Bab 8. Pulang Ke Rumah

Penulis: Rifat Nabilah
last update Terakhir Diperbarui: 2024-07-09 18:00:39

Vea menundukkan kepala tidak mau Wiliam bertambah marah padanya. Mereka hampir sampai di rumah, tentu tidak akan jauh-jauh dari ketiga istri Wiliam yang selalu antusias menyambut wanita lain masuk ke dalam rumah.

"Selamat datang di rumah kembali Vea dan Mas Wiliam."

Silvi lebih dulu menyambut dengan membawakan kalung bunga-bunga yang segar, sedangkan Cici dan Ria menggandeng keduanya agar bisa lebih cepat masuk ke dalam rumah setelah keluar dari mobil.

"Apa yang kalian lakukan lagi? Apa ini adalah penyambutan untuk madu kalian? Orang di rumah ini sangat aneh, aku baru bertemu dengan kalian semua. Tidakkah kalian bertiga merasakan cemburu?"

Ucapannya dihiraukan oleh mereka. Hanya beberapa menit Vea dan Wiliam sudah ada di dalam rumah bersama Silvi, Ria dan Cici, mereka melihat ruangan telah banyak hiasan yang telah disiapkan ketiganya. Namun, tidak begitu membuat Vea merasakan kebahagiaan.

"Aku mau istirahat, bisakah kamu biarkan aku istirahat hari ini sebelum kamu akan mempertemukan dengan kedua orang tuaku?"

Tentu Wiliam tidak akan memaksakan Vea bisa terus ada di acara penyambutan yang dibuat ketiga istrinya, segera Wiliam memberikan kode jika Vea bisa langsung menempatkan kamar yang pernah menjadi miliknya.

"Mas, apa Vea akan setuju tentang pernikahan kalian tidak atas dasar cinta? Kamu kan janji akan memberikan kita bertiga anak dari rahimnya."

Silvi memulai pembicaraan pada suaminya yang hampir terkena flu akibat pakaian yang basah tadi, tetapi Wiliam tidak bisa mengabaikan ketiganya hanya karena satu istrinya yang masih sulit di taklukkan.

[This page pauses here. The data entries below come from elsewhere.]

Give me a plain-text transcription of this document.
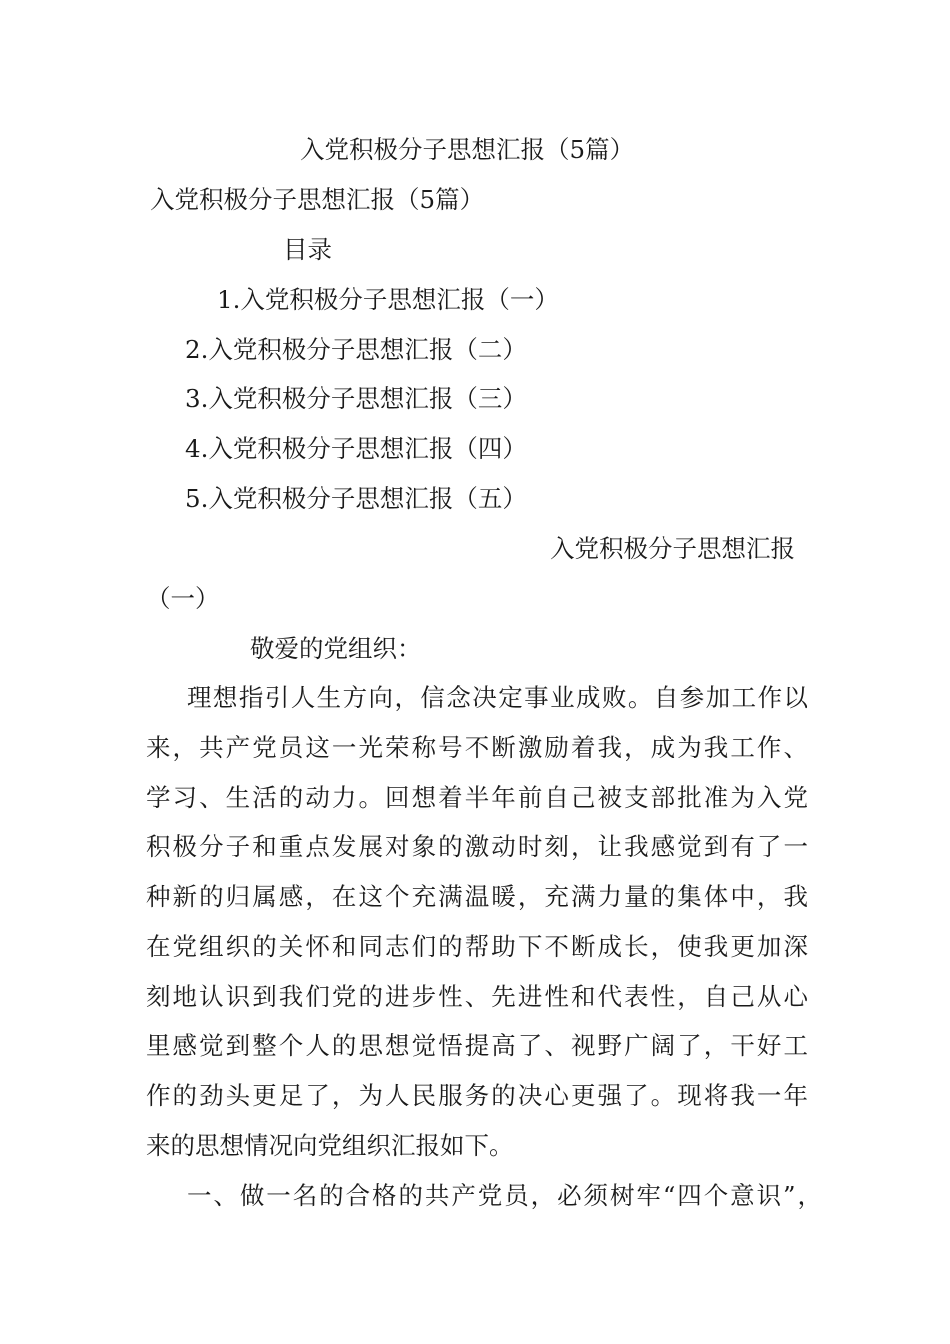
入党积极分子思想汇报（5篇）

入党积极分子思想汇报（5篇）

目录

1.入党积极分子思想汇报（一）

2.入党积极分子思想汇报（二）

3.入党积极分子思想汇报（三）

4.入党积极分子思想汇报（四）

5.入党积极分子思想汇报（五）

入党积极分子思想汇报

（一）

敬爱的党组织：

理想指引人生方向，信念决定事业成败。自参加工作以

来，共产党员这一光荣称号不断激励着我，成为我工作、

学习、生活的动力。回想着半年前自己被支部批准为入党

积极分子和重点发展对象的激动时刻，让我感觉到有了一

种新的归属感，在这个充满温暖，充满力量的集体中，我

在党组织的关怀和同志们的帮助下不断成长，使我更加深

刻地认识到我们党的进步性、先进性和代表性，自己从心

里感觉到整个人的思想觉悟提高了、视野广阔了，干好工

作的劲头更足了，为人民服务的决心更强了。现将我一年

来的思想情况向党组织汇报如下。

一、做一名的合格的共产党员，必须树牢“四个意识”，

"Dia akan memberikan kita anak yang banyak, kalian tinggal tunggu waktunya, kamu tau dia sudah pulang ke rumah, itu artinya dia setuju dengan pernikahannya."

Penuturan Wiliam membuat ketiganya saling adu pandang, seakan menyembunyikan sesuatu yang sangat rahasia. Namun, Silvi memegang lengan Wiliam.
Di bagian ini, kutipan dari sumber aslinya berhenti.